3D Scanning and Digitization

26 September 2022

After Mathew and the dermestid beetle colony finished cleaning off the bones acquired by the CARCAS Lab, Avery Blumenthal (he/him) oversaw their digitization. In partnership with the Makerspace and the Digital Humanities Associates, Avery scanned, edited, and exported the digital files to the CARCAS Lab website.

Avery, a junior Environmental Studies major, helped to create, catalog, and manage CARCAS’s digital repository of 3D scans of animal specimens. Each day, he would take specimen bones to the Makerspace where he used a Peel 3D Scanner to begin the digitization process. Once the bones were thoroughly scanned, it was time to edit: each 3D scan had to be double checked for mistakes, quality, and cohesion. After cleaning up the scans, Avery prepared them to be exported to the CARCAS website, where they will be accessible for researchers, archaeologists, students, and the public. 

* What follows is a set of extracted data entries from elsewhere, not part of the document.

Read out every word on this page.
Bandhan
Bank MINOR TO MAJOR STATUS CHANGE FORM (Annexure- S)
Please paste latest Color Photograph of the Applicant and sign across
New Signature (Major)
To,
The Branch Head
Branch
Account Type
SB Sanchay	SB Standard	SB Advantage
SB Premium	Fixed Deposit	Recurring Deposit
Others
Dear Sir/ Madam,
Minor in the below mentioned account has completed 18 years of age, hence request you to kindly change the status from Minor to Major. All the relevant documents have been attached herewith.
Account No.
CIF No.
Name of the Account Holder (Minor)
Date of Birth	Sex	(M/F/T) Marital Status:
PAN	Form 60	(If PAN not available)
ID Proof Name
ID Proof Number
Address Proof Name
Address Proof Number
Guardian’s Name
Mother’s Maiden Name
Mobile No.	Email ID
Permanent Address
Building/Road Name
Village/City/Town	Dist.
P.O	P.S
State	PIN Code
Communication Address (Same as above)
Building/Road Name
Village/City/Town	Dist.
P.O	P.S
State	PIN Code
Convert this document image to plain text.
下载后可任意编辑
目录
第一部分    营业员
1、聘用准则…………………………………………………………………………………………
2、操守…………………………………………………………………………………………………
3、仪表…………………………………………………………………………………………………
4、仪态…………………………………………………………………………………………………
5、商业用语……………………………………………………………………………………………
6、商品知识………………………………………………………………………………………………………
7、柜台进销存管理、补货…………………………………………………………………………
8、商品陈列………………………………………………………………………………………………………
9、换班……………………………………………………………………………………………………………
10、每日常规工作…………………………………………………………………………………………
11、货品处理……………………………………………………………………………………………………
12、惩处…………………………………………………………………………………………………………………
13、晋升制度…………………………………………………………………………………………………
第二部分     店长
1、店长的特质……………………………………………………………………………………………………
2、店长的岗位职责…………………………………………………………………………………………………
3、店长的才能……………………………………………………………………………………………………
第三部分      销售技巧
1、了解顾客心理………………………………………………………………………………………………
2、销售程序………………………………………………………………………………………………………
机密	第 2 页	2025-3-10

Included in this digital repository are those animals common to Minnesota: domesticates, like goat and dog, as well as wild species, including deer, beaver, coyote and bobcat. Access to 3D scans of these bones will allow researchers in Minnesota to identify locally collected bone specimens, an important task in many local archaeological projects.

This collection is also designed to provide context to projects well outside the local region, including international archaeological projects. In addition to the local species, Avery reports working with more exotic specimens, such as harbor seal, caribou, and sea lion. By creating a broad and complete database of 3D animal skeleton scans, CARCAS hopes that students and professors working internationally and outside of the Carleton community can still use this collection in their research.

CARCAS’s repository of 3D scans will continue to grow as new specimens are collected, cleaned, and scanned. Our hope is that, by collecting these 3D scans in a digital and publicly accessible way, we can provide resources to all sorts of different people within and outside of the Carleton Community to more deeply understand human and animal relationships.